ROUMANIE – Le bac en Roumanie révélateur d’un système éducatif en crise

"Désastre", "catastrophe", "carnage". En Roumanie, la parution des résultats du bac a fait l'effet d'un tremblement de terre. Selon les chiffres provisoires publiés le 3 juillet dernier, le taux de réussite a chuté à 44,7% en 2011. Sur plus de 200 000 candidats, moins d'un sur deux se verra donc décerner le titre de bachelier cette année. Tandis que le déroulement de cet examen en France a été entaché par la publication sur internet de l'un des exercices de mathématiques, le gouvernement roumain, de son côté, a utilisé les grands moyens pour lutter contre la fraude.

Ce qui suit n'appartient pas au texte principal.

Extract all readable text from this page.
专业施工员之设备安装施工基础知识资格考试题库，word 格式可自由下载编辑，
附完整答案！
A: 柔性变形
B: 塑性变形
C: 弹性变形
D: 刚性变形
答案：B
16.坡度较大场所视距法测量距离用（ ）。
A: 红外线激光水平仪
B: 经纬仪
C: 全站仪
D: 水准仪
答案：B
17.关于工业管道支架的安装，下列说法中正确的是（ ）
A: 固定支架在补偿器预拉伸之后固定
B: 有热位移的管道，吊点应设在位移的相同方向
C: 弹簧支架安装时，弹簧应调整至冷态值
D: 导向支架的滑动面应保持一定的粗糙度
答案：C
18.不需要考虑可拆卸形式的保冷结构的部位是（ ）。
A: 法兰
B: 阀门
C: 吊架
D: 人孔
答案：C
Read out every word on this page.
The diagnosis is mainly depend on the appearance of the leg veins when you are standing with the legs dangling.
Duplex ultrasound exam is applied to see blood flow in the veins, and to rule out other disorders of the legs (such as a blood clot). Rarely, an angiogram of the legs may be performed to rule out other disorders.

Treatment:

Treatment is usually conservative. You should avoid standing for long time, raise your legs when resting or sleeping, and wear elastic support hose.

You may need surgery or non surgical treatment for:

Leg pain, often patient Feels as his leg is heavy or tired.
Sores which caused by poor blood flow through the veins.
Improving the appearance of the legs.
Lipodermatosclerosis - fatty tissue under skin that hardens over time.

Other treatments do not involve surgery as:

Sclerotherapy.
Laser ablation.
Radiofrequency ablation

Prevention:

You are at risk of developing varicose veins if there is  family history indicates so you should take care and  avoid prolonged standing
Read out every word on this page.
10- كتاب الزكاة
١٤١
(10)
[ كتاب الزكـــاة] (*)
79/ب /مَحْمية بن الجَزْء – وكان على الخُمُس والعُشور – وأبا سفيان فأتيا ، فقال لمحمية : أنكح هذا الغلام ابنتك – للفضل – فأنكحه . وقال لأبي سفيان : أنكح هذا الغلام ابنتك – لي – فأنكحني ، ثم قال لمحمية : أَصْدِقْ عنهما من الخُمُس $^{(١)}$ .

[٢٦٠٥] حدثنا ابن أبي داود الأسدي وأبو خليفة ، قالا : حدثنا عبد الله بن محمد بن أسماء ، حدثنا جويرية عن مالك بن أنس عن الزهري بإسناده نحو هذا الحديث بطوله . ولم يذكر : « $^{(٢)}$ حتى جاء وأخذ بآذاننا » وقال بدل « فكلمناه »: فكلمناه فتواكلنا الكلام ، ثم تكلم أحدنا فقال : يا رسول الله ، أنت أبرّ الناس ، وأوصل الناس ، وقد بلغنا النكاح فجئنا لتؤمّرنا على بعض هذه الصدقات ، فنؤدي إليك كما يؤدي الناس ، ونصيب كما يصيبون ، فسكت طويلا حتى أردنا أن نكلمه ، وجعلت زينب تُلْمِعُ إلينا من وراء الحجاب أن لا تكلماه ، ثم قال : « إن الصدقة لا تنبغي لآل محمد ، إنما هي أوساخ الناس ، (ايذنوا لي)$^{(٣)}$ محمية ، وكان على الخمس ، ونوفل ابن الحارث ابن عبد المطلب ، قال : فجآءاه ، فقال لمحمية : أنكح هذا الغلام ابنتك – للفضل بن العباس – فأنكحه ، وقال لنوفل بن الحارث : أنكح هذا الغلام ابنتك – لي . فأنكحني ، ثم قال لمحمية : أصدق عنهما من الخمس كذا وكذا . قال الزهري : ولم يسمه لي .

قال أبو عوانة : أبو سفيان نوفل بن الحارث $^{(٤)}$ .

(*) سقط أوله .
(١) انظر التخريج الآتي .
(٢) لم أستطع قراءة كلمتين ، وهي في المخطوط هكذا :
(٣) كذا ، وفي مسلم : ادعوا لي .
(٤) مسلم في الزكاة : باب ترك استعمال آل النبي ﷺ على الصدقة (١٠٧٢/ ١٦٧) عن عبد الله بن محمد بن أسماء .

Eduquer pour lutter contre la fraude et la corruption

Dans un pays classé au 69e rang sur 178 selon l'indice de perception de la corruption établi par l'ONG Transparency International (la France est 25ème, la Hongrie 50ème), le jeune ministre de l'Education Daniel Funeriu nommé en décembre 2009 a fait de la lutte contre la corruption et la fraude dans le système éducatif et universitaire l'une de ses priorités, quitte à sacrifier quelques générations de bacheliers. Le taux de réussite au bac était en effet de plus de 80% dans les années 2000, et avait déjà chuté à 69,3% en 2010 avant de passer sous la barre des 50% cette année.

A ceux qui montrent du doigt la difficulté des épreuves qui ne correspondrait pas au niveau dans les classes, le ministre répond que ces résultats révèlent le véritable niveau des élèves et du système éducatif roumain. Les problèmes de fraude au bac sont le miroir de pratiques qui dépassent largement le monde de l'enseignement, et les réformes mises en oeuvre sont guidées par un véritable choix de société. La Roumanie doit "choisir  entre les gens corrects et travailleurs et ceux qui misent sur la malhonnêteté et la supercherie" a-t-il déclaré lors d'une conférence de presse lundi 3 juillet.

En effet, des scandales de corruption éclaboussent régulièrement le pays. Depuis le début de l'année, près de 250 policiers et douaniers travaillant aux frontières avec l'Ukraine, la Serbie et la Moldavie ont été poursuivis en justice pour des affaires de corruption.

"Surveiller les surveillants"

Les pratiques de triche étaient monnaie courante lors des épreuves du baccalauréat. La surveillance des épreuves a donc été sévèrement renforcée. Au delà des mesures habituelles qui imposent aux candidats de n'être en possession d'aucun document ni de téléphone portable, des caméras de vidéo-surveillance ont été installées dans certaines salles d'examen ! Elles ont permis de "surveiller les surveillants", qui étaient parfois la cible de pratiques de corruption. Selon le Parquet anti-corruption (DNA), 145 personnes dont 23 inspecteurs scolaires et enseignants, sont accusées de faits de corruption pour la période 2008-2010, le montant total des pots-de-vin collectés s'élevant à 150.000 euros.

Plus de 600 candidats ont été exclus des épreuves cette année à cause de pratiques de fraude. Jusqu'à 111 élèves d'un même centre d'examen ont été renvoyés parce qu'ils disposaient des réponses de l'épreuve. Des lycéens ont dénoncé des pratiques de surveillance exagérées et se sont plaints d'être traités comme des délinquants, mais les résultats semblent indiquer qu'une révolution des pratiques était nécessaire pour rendre au diplôme du baccalauréat sa juste valeur.

Un système éducatif peu reconnu au niveau international

Tant le système d'enseignement primaire et secondaire que le système d'enseignement supérieur sont à la traîne dans les classements internationaux. La Roumanie se classe en 49e place du classement Pisa réalisé par l'OCDE (Organisation de coopération et de développement économique) à partir d'enquêtes sur 65 pays membres et non membres. D'autre part, malgré des hausses de budget, aucune université roumaine ne se classe dans le top 500 des meilleures universités du monde.

Les causes des échecs au bac et de l'échec du système éducatif sont multiples. Les membres du corps enseignant critiquaient depuis plusieurs années la baisse du niveau des élèves et leur désintérêt général pour les études. La trop grande rigidité du système d’enseignement est aussi accusée. Toutefois on ne peut ignorer l'une des principales causes de la corruption dans le système éducatif : le faible niveau de salaires des enseignants. Un professeur débutant touche 120 euros par mois, et les mieux payés gagnent 350 euros, suite à la réduction drastique des salaires liée à la crise économique.  Pour finir, la baisse de la part du budget alloué à l'enseignement influe sur les conditions de travail des professeurs et de leurs élèves, ainsi que sur la qualité de l'enseignement.